Page MenuHomePhabricator

Add to article schema number of revision the article has, at the current revision
Open, Needs TriagePublic5 Estimated Story PointsFeature

Description

Feature summary:

In articles schema, I propose version.count field which would have the number of revision this article has, at the current revision of the dumped article. So a completely new article with only one revision would have count == 1.

Use case(s):

When you are updating data based on a new dump, you currently have only version identifier available so you can know if article changed or not since the last dump. But it would be also useful to know how many versions are in between as a proxy for how much has the article changed (imperfect, but still).

Another use case is to know which articles are more "active" than others. More edits mean also in a way more important article.

Benefits:

Reading historical data of articles requires many API calls, but having a bit of high-level statistics (like number of revisions available) can already be valuable.

Event Timeline

@Mitar Question — any reason why you couldn't do this with revision.id? it gives you the specific revision number for the article so you can compare it to as the as many previous revision.id and see the change # . very low chance we'll be calculating it on our side. :)
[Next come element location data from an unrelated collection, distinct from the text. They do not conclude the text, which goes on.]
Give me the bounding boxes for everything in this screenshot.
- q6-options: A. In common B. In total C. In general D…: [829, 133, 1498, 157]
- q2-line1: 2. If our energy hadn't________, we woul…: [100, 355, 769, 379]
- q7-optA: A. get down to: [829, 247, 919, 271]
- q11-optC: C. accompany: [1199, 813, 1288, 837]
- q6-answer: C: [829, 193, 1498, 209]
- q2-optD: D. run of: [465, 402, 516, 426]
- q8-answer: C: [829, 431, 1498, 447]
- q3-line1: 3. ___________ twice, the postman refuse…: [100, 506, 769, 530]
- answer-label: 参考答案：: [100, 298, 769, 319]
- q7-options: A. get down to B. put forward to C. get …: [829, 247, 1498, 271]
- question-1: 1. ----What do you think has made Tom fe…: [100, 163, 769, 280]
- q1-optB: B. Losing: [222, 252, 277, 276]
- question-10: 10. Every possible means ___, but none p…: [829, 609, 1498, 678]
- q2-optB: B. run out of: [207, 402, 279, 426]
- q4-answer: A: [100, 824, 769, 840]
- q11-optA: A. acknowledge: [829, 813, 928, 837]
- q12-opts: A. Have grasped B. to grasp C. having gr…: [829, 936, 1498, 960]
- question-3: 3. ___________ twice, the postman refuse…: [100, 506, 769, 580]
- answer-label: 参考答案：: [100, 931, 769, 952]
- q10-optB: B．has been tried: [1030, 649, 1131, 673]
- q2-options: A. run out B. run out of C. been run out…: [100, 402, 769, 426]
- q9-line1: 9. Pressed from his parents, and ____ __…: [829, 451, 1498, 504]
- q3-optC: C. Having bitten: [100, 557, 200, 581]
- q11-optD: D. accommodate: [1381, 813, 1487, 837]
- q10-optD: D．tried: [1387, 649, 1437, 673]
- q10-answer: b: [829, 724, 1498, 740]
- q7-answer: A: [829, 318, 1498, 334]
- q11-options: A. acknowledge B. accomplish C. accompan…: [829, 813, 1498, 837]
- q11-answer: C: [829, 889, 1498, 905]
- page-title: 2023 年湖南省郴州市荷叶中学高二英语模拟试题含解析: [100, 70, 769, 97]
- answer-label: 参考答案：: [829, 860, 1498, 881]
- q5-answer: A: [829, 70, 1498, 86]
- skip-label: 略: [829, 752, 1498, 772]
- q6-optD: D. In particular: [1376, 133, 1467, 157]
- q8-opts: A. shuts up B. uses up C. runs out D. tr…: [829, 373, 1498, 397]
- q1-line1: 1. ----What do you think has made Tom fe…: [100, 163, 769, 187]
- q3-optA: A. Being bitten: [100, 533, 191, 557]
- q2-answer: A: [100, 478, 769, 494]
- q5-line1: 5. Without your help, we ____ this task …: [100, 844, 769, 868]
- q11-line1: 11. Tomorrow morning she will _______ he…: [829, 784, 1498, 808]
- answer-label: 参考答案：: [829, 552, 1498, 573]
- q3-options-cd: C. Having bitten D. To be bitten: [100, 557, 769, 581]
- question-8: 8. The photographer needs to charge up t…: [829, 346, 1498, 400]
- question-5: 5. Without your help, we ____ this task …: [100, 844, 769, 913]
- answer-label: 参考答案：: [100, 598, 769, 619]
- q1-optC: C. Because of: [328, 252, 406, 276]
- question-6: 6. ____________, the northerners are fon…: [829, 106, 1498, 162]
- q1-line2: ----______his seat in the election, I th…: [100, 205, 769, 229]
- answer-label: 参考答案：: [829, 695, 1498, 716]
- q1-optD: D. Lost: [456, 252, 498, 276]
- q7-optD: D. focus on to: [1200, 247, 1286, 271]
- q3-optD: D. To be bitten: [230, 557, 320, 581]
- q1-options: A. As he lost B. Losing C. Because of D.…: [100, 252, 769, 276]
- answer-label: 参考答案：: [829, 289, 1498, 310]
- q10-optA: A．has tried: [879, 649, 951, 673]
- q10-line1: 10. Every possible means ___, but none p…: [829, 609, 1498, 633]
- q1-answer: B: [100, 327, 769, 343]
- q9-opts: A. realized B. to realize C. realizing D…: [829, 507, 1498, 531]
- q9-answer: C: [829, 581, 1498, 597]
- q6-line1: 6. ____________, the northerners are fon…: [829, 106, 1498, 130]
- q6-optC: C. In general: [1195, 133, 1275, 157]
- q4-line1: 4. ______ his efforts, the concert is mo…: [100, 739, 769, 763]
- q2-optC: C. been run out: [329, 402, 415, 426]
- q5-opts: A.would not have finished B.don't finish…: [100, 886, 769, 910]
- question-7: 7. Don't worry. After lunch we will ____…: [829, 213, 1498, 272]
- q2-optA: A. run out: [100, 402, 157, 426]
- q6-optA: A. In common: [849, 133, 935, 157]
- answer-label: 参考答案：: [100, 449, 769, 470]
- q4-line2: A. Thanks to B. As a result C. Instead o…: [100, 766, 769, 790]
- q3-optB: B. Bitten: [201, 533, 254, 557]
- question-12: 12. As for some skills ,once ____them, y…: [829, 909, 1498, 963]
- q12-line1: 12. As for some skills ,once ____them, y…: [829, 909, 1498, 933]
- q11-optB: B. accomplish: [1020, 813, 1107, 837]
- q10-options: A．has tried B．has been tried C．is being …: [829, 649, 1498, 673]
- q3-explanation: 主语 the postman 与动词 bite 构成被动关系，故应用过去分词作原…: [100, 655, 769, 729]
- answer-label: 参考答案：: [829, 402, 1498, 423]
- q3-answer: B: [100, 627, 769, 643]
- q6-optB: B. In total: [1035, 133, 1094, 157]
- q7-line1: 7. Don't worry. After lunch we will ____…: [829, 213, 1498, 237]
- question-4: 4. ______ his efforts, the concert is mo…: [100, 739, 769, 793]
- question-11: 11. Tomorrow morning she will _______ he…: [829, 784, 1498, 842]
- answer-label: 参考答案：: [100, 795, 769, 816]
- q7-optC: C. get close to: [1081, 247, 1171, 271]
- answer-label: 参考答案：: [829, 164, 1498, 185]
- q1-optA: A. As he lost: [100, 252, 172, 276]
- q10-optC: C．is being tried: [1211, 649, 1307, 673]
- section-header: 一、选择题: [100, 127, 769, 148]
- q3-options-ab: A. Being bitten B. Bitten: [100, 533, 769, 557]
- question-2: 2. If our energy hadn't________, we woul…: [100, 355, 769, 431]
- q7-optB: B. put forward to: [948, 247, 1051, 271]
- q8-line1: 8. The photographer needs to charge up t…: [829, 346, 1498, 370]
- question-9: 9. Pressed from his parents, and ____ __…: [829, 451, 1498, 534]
@FNavas-foundation Not sure what you mean. Maybe I am missing something, but revision.id by itself does not give you the count I am asking for, i.e., the id is not local to the article and does not increase by 1 every time the article has changed. Or am I mistaken?

So I see that editors have "edit count". Also articles have "version" and "previous version" now. Also "date created" and "date modified" and "date previously created". All those are useful signals. I think that having the total edit count for an article would also be a great signal.

REST API has already that: https://www.mediawiki.org/wiki/API:REST_API/Reference#Get_page_history_counts In fact having counts based on different types available there would be great.

So I could query the REST API for every article, but I think it would really be nicer if this would just be included for all articles in the dump.

yeah the ID is just that, non-incremental. count is something we'd need to add to the API. I agree it's a nice addition.